Justice Shah further added that such orders, under Article 199, could also be passed in relation to the actions of arrest and detention of a person by an executive authority.

“That is why this court (SC) held in Asfandyar Wali v. Federation that the High Courts have the power to grant bail, under Article 199 of the Constitution, to any person accused of an offence under the NAB Ordinance, independent of any statutory source of jurisdiction and notwithstanding the prohibition contained in section 9(b) of the Ordinance.”

The court pointed out that under the country’s democratic constitutional scheme, firmly anchored in the rule of law, the constitutional courts are to “jealously protect and safeguard the fundamental rights of a person”.

“The High Court, under Article 199, has the power to judicially review the order passed by the Executive, viz, Chairman NAB or some other authorized officer of the NAB, regarding arrest and detention of a person. Article 4 mandates that no action detrimental to the life, liberty, body, reputation or property of any person shall be taken except in accordance with law.”

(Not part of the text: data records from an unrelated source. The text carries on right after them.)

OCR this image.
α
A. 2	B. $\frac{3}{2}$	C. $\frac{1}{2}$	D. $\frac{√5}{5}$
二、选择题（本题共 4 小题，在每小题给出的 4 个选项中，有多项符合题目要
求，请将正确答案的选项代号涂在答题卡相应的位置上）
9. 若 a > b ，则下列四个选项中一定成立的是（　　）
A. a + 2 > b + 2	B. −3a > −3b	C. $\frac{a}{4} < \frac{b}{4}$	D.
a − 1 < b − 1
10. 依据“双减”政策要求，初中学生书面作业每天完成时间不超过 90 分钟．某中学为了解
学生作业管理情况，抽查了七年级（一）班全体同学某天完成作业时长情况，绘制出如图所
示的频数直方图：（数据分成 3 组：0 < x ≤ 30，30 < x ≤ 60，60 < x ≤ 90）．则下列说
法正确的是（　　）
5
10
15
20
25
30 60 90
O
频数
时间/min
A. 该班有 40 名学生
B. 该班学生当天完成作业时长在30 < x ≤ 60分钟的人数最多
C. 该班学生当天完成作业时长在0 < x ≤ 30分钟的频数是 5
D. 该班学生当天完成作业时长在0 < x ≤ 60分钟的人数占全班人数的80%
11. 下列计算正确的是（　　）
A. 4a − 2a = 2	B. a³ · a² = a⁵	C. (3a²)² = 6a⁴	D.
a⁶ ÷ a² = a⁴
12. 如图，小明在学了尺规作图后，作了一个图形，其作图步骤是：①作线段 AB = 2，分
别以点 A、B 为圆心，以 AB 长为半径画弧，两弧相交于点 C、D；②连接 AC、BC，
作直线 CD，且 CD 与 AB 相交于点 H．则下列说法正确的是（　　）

The SC noted that a high court while exercising its jurisdiction under Article 199 of the Constitution for the enforcement of fundamental rights could pass appropriate orders, which include an unconditional release or release on bail, to grant the relief to the aggrieved person. “It is for the enforcement of fundamental rights under the Constitution and not the sub-constitutional statutory grounds provided in Section 497 CrPC, that this Court has been granting bails to the accused persons in NAB cases in exercise of constitutional jurisdiction under Article 199 read with Article 185(3) of the Constitution, mainly on the grounds of: (i) delay in conclusion of the trial, (ii) life-threatening health condition of the accused, and (iii) non-availability of sufficient incriminating material against the accused.”